DEL OLOR CONFUSO DE LOS CLIMAS
Del libro «El Olor Confuso de los Climas», libro de poesía de Paul González Palencia, me dijo una vez el gran Cesar David Rincón, en la galería de libros que era su casa, «Ojo con este poeta, va a llegar lejos»; y viniendo estas palabras de un gran conocedor de la lírica universal, excelente poeta y ensayista, era para tomarlas en serio. Esto aconteció en el año 1983, al menos así lo testifica un ejemplar de esta obra en mi biblioteca autografiado por el mismo autor, donde hace el honor de llamarme poeta y ensayista, aunque realmente el poeta era él. Y me acuerdo aún en ese año, de un evento de lectura de poesía para enamorados organizado en nuestra ciudad, y Paul González Palencia, quien no sólo tenía la gracia de ser buen escritor, sino también de ser esbelto y bien parecido, leyó unas líneas de una de sus enamoradas y aunque la cursilería era notable, no sé por qué terminamos enceguecidos por las naturales y traviesas flechas de Eros dadas en palabras de una mujer.
La ciudad marca el hechizo, o mejor dicho, la ciudad es un familiar hechizo que nos universaliza. En esto concuerdo con Adelfa Giovanni en su hermoso prólogo a la obra del autor, donde subraya al espacio, a la ciudad que da los elementos de seducción, a la naturaleza que determina las fábulas y los sueños del poeta.
El hombre común no puede ir muy lejos en sus dimensiones de desentrañar el misterio de la realidad. O en palabras de Víctor Hugo, acercarse al abismo. Lo hacen los que tienen una mirada de vidente, tal es el caso de los poetas y Paul González Palencia lo sabe y lo asume en su poesía de un clima raro de belleza.

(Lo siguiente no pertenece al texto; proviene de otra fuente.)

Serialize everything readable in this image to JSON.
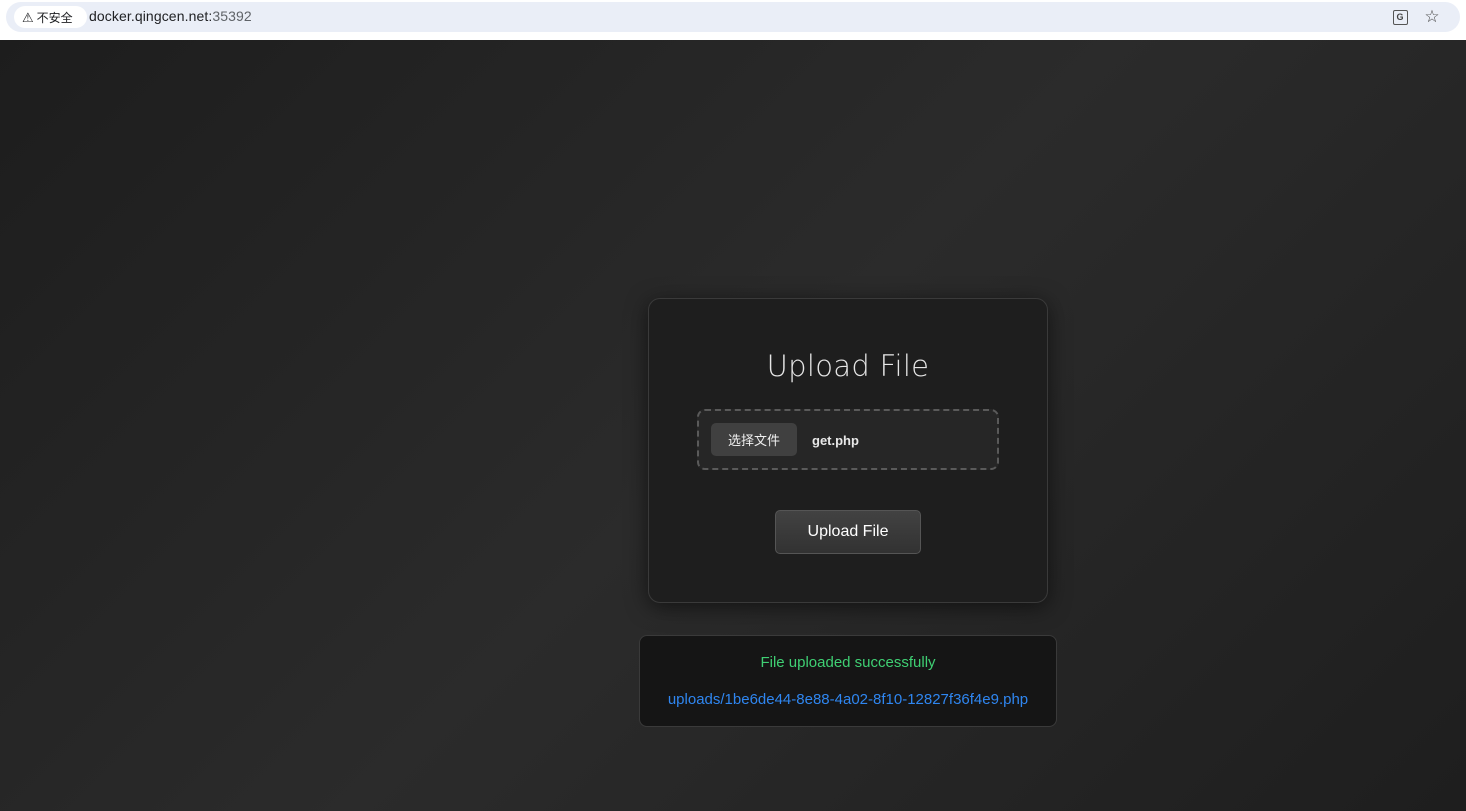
{
  "browser": {
    "security_label": "不安全",
    "url_host": "docker.qingcen.net:",
    "url_port": "35392",
    "icons": [
      "warning-icon",
      "translate-icon",
      "star-icon"
    ]
  },
  "upload_card": {
    "title": "Upload File",
    "choose_file_label": "选择文件",
    "selected_file": "get.php",
    "submit_label": "Upload File"
  },
  "result": {
    "message": "File uploaded successfully",
    "link_text": "uploads/1be6de44-8e88-4a02-8f10-12827f36f4e9.php"
  },
  "colors": {
    "success": "#3fcf73",
    "link": "#2f86f0",
    "background": "#1e1e1e"
  }
}
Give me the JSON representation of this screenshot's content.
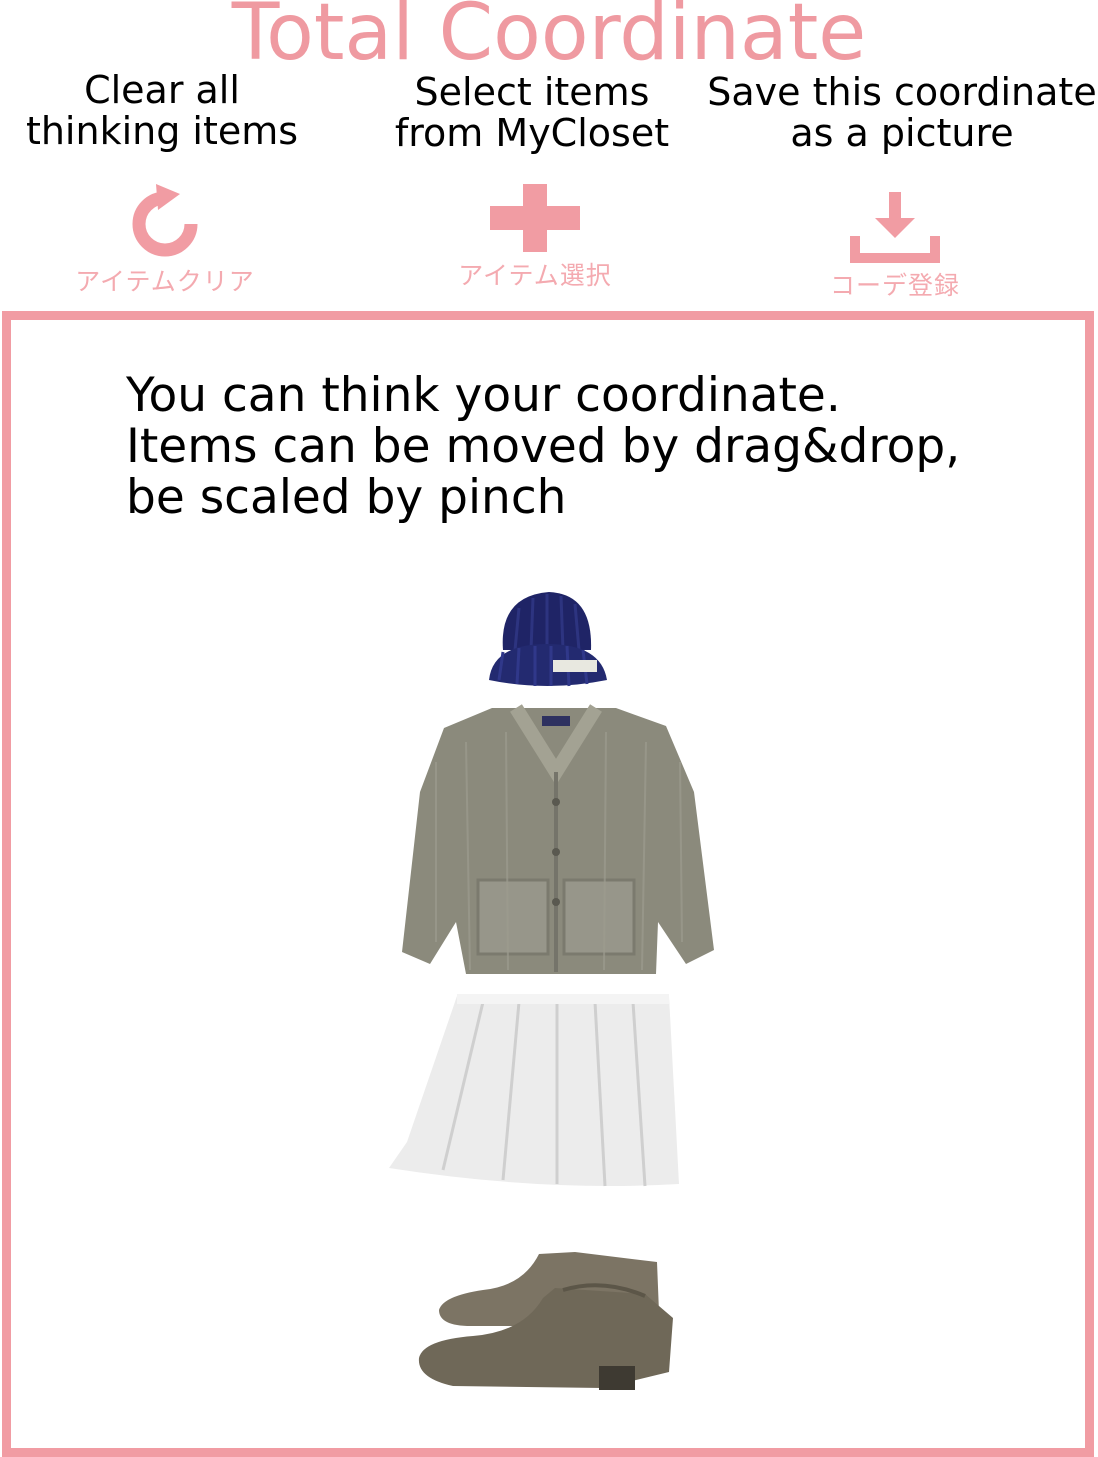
{
  "title": "Total Coordinate",
  "hints": {
    "clear": [
      "Clear all",
      "thinking items"
    ],
    "select": [
      "Select items",
      "from MyCloset"
    ],
    "save": [
      "Save this coordinate",
      "as a picture"
    ]
  },
  "toolbar": {
    "clear": {
      "icon": "refresh-icon",
      "label": "アイテムクリア"
    },
    "select": {
      "icon": "plus-icon",
      "label": "アイテム選択"
    },
    "save": {
      "icon": "download-icon",
      "label": "コーデ登録"
    }
  },
  "board": {
    "instructions": [
      "You can think your coordinate.",
      "Items can be moved by drag&drop,",
      "be scaled by pinch"
    ],
    "items": [
      "knit-hat",
      "cardigan",
      "skirt",
      "ankle-boots"
    ]
  },
  "colors": {
    "accent": "#ef9aa1",
    "border": "#f19ca3",
    "label": "#f4aab0"
  }
}
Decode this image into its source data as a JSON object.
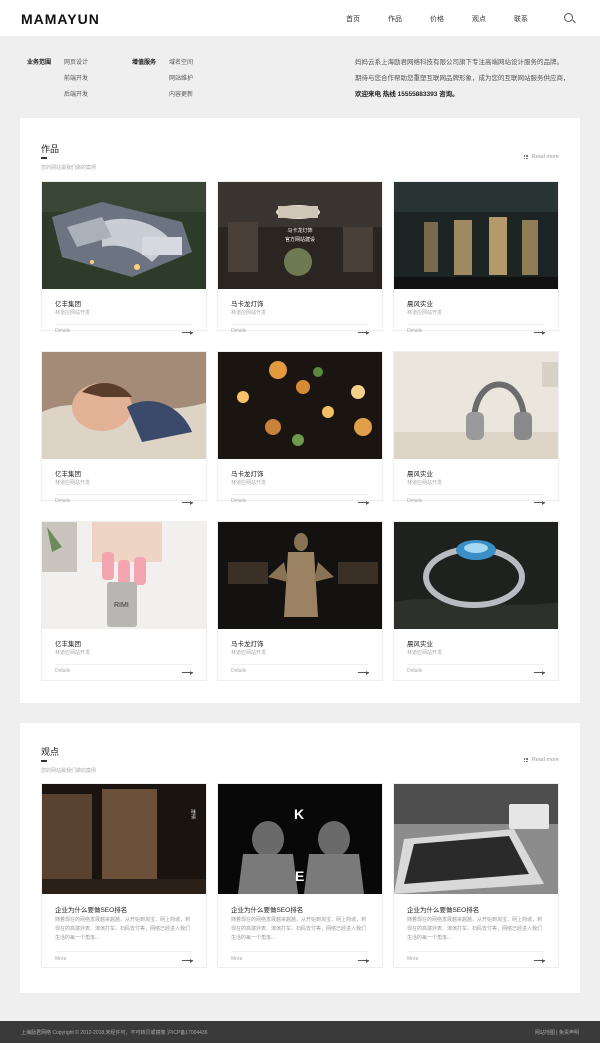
{
  "header": {
    "logo": "MAMAYUN",
    "nav": [
      "首页",
      "作品",
      "价格",
      "观点",
      "联系"
    ]
  },
  "services": [
    {
      "title": "业务范围",
      "items": [
        "网页设计",
        "前端开发",
        "后端开发"
      ]
    },
    {
      "title": "增值服务",
      "items": [
        "域名空间",
        "网站维护",
        "内容更新"
      ]
    }
  ],
  "company": {
    "line1": "妈妈云系上海励君网络科技有限公司旗下专注高端网站设计服务的品牌。",
    "line2": "期待与您合作帮助您重塑互联网品牌形象，成为您的互联网站服务供应商，",
    "hotline": "欢迎来电 热线 15555883393 咨询。"
  },
  "works": {
    "title": "作品",
    "subtitle": "您的网站最我们做的案例",
    "read_more": "Read more",
    "cards": [
      {
        "title": "亿丰集团",
        "sub": "林道应网站开发",
        "link": "Details"
      },
      {
        "title": "马卡龙灯饰",
        "sub": "林道应网站开发",
        "link": "Details",
        "overlay1": "马卡龙灯饰",
        "overlay2": "官方网站建设"
      },
      {
        "title": "晨风实业",
        "sub": "林道应网站开发",
        "link": "Details"
      },
      {
        "title": "亿丰集团",
        "sub": "林道应网站开发",
        "link": "Details"
      },
      {
        "title": "马卡龙灯饰",
        "sub": "林道应网站开发",
        "link": "Details"
      },
      {
        "title": "晨风实业",
        "sub": "林道应网站开发",
        "link": "Details"
      },
      {
        "title": "亿丰集团",
        "sub": "林道应网站开发",
        "link": "Details"
      },
      {
        "title": "马卡龙灯饰",
        "sub": "林道应网站开发",
        "link": "Details"
      },
      {
        "title": "晨风实业",
        "sub": "林道应网站开发",
        "link": "Details"
      }
    ]
  },
  "views": {
    "title": "观点",
    "subtitle": "您的网站最我们做的案例",
    "read_more": "Read more",
    "cards": [
      {
        "title": "企业为什么要做SEO排名",
        "desc": "随着现在的网络发展越来越越，从开始到淘宝、网上商城，到现在的高端外表、演演打车，扫码支付等，网络已经进入我们生活的每一个角落...",
        "link": "More",
        "img_text": "味道"
      },
      {
        "title": "企业为什么要做SEO排名",
        "desc": "随着现在的网络发展越来越越，从开始到淘宝、网上商城，到现在的高端外表、演演打车，扫码支付等，网络已经进入我们生活的每一个角落...",
        "link": "More",
        "img_k": "K",
        "img_e": "E"
      },
      {
        "title": "企业为什么要做SEO排名",
        "desc": "随着现在的网络发展越来越越，从开始到淘宝、网上商城，到现在的高端外表、演演打车，扫码支付等，网络已经进入我们生活的每一个角落...",
        "link": "More"
      }
    ]
  },
  "footer": {
    "copyright": "上海励君网络 Copyright © 2012-2018,未经许可，不可转贝或镜像   沪ICP备17004436",
    "links": "网站地图  |  免责声明"
  }
}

Las piedra en su interioridad guardan siempre los secretos: «Hay claves secretas | en las piedras hundidas | en las baladas del retorno | y rotamos y rotamos | hasta el agotamiento». El poeta busca el sonido más puro, hasta la piel tiene un sonido que debemos descifrar, es la única manera de dar alcance a la maravilla: «Mis hermanas | descubro | son ardillas».
La casa, el éter en una ciudad inundada por tanto viento, los muertos familiares que son como nuestra otra mitad escindida por Dios, la pérdida de la inocencia al darle paso a la lucidez que termina encegueciéndonos como un sol luminoso, esa conciencia sobre la profunda naturaleza de las aguas que impusieron desde el Génesis, la necesidad de vivir de nuevo, de ver el verdadero color de las cosas a través de una intuición que puede ser bella pero dolorosa. Estos son los riesgos de una sensibilidad que nos llevan al umbral de los Cactus, que tiene en su interior el grano inicial de la fuentes y los orígenes acuosos de lo que fluye. El Cactus como una espada angélica que nos recuerda nuestra sed, la búsqueda de lo perdido a través de lo único que nos va quedando, la memoria:
Para la sed de estos confines
Dios sopló cada punta
de la estrella espinal del cactus.
Hubo dudas, hasta que la noche
de caza y carburo
llenó a los hombres
de dolor y materia
y la piel se les volvió roja
como un punto volcánico.
Quiso el cactus alterarlos planes del hombre
y se petrificó apuntando hacia
los cuerpos celestes de Dios.
Opuesto Dios a toda desazón,
en el patio de troquelar
el alma de los ángeles,
logró que el hombre sucumbiera
por primera vez frente a los memoriales.